A former Director-General of the Ghana Civil Aviation Authority (GCAA), Wing Commander Andy Mensah (retd), has called on the government to introduce a national airline to boost the aviation sector.
The absence of a national airline, he said, had contributed to capital flight from the country, saying it was one of the main factors derailing the economy.
“Aviation is an anchor to every nation’s economy.
We need an airline so that we keep all the investments in the country.
Without it, we will continue to experience capital flight since the foreign airlines will repatriate their earnings. It doesn’t help in promoting businesses,” he said.
Wg Cdr Mensah was speaking in Accra on May 16 during the 37th anniversary celebration of the GCAA.
The event, which was also to honour retired staff of the authority, was on the theme: “37 Years of Providing World Class Regulation and Air Navigation Services in the Aviation Industry”.
Wg Cdr Mensah’s proposal is in line with a revelation by the Transport Minister, Kwaku Ofori Asiamah, in March, this year that a new national airline would begin operation in June.
Ghana Airlines, as it will be called, is expected to fly to the UK and USA.
Mr Asiamah said the airline had satisfied all the requirements.
“It is well grounded and all the requirements have been satisfied.
They are going to launch their logo; my information is that by the end of April or May, they will start selling their tickets.
And by June-July, you will see a national airline, Ghana Airlines, flying in the air,” the Transport Minister stated.
The Director-General of the GCAA, Charles Kraikue, said for the past 37 years, the authority had provided world-class regulation and air navigation services within the aviation industry, connecting people and cultures from all world regions.
Due to International Civil Aviation Organisation compliance and industry best practice, he said, the GCAA had secured government’s support for the passage in Parliament of an Air Navigation Services Agency Bill.
He noted that under the Bill, an air navigation services provider would be established to take over the provision of air navigation services within Accra, a role which is currently being performed by the GCAA, to pave the way for the authority to specifically focus on its regulatory mandate.
The GCAA Director-General said the GCAA was also constructing a new air navigation services complex that would deliver air traffic management services, communications, navigation and surveillance systems, and meteorological service for air navigation and aeronautical information management, among others.
Mr Kraikue stated that a new air traffic management system had been installed, while older equipment around the country, including those located in São Tomé and Príncipe, had upgraded to improve service delivery.
He added that the authority would soon commence the construction of another ultra-modern air traffic control tower building as the current one had outlived its purpose.
The Managing Director of the Ghana Airport Company Limited (GACL), Pamela Djamson-Tettey, congratulated the board, management and staff of GCAA on their 37th anniversary celebration.
The GACL was decoupled from the GCAA in 2006 and commenced operations in 2007 with core staff who had been trained by the authority.

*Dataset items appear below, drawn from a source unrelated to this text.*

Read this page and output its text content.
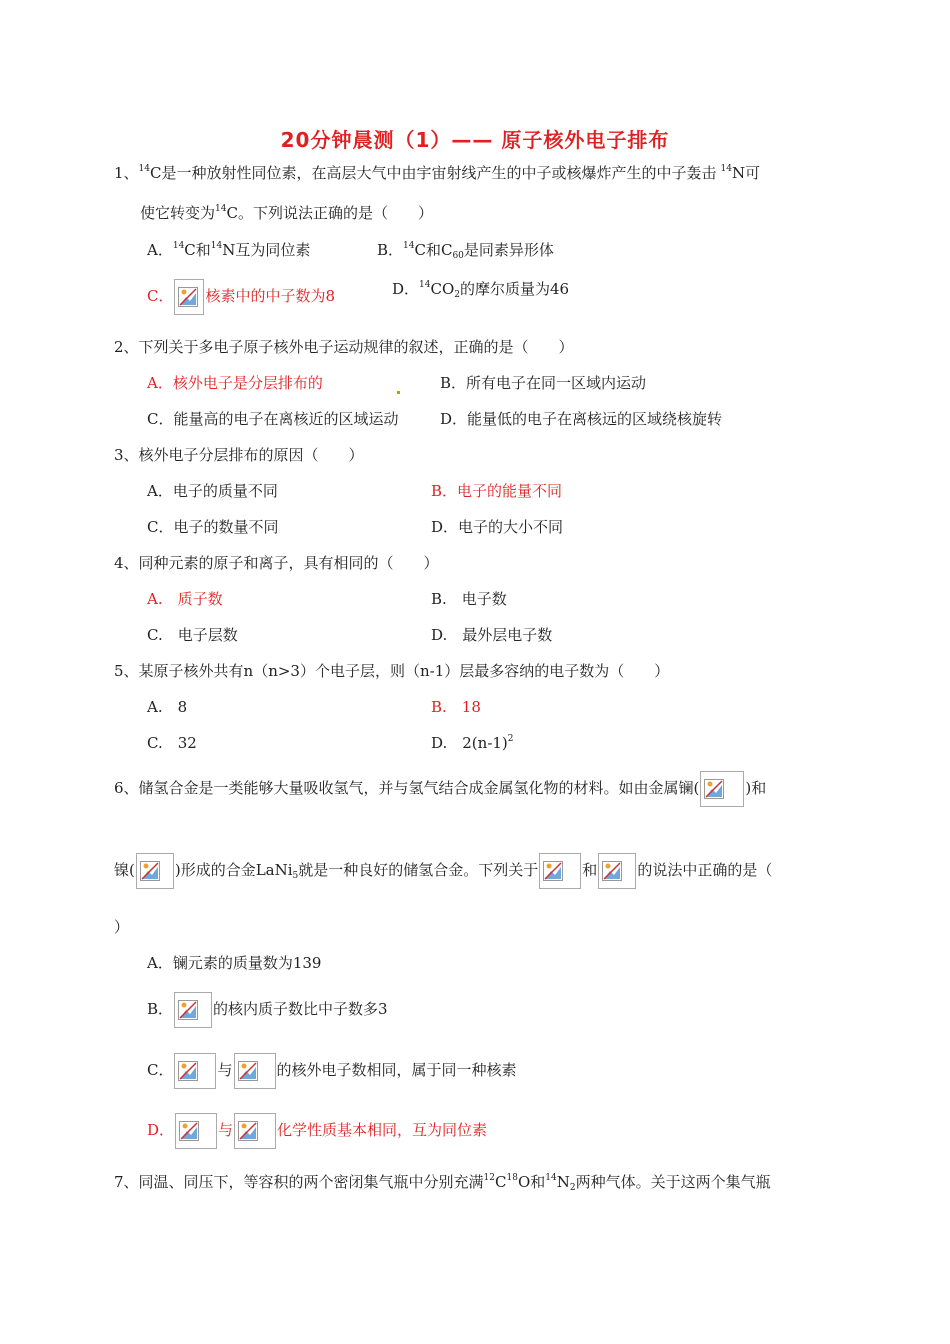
20分钟晨测（1）—— 原子核外电子排布
1、$^{14}$C是一种放射性同位素，在高层大气中由宇宙射线产生的中子或核爆炸产生的中子轰击 $^{14}$N可
使它转变为$^{14}$C。下列说法正确的是（　　）
A．$^{14}$C和$^{14}$N互为同位素	B．$^{14}$C和$C_{60}$是同素异形体
C． 核素中的中子数为8	D．$^{14}CO_2$的摩尔质量为46
2、下列关于多电子原子核外电子运动规律的叙述，正确的是（　　）
A．核外电子是分层排布的	B．所有电子在同一区域内运动
C．能量高的电子在离核近的区域运动	D．能量低的电子在离核远的区域绕核旋转
3、核外电子分层排布的原因（　　）
A．电子的质量不同	B．电子的能量不同
C．电子的数量不同	D．电子的大小不同
4、同种元素的原子和离子，具有相同的（　　）
A.　质子数	B.　电子数
C.　电子层数	D.　最外层电子数
5、某原子核外共有n（n>3）个电子层，则（n-1）层最多容纳的电子数为（　　）
A.　8	B.　18
C.　32	D.　$2(n-1)^2$
6、储氢合金是一类能够大量吸收氢气，并与氢气结合成金属氢化物的材料。如由金属镧(	)和
镍(	)形成的合金LaNi$_5$就是一种良好的储氢合金。下列关于	和	的说法中正确的是（
）
A．镧元素的质量数为139
B．	的核内质子数比中子数多3
C．	与	的核外电子数相同，属于同一种核素
D．	与	化学性质基本相同，互为同位素
7、同温、同压下，等容积的两个密闭集气瓶中分别充满$^{12}C^{18}O$和$^{14}N_2$两种气体。关于这两个集气瓶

“Following the decoupling there had been an excellent professional and industry collaboration between the two organisations, said the GACL Managing Director “an effective collaboration between the regulator and the operator was a positive force in propelling the aviation industry in Ghana to greater heights”.
She said such collaboration had led to the certification of the Kotoka International Airport and the commencement of certification processes for the other airports in the country.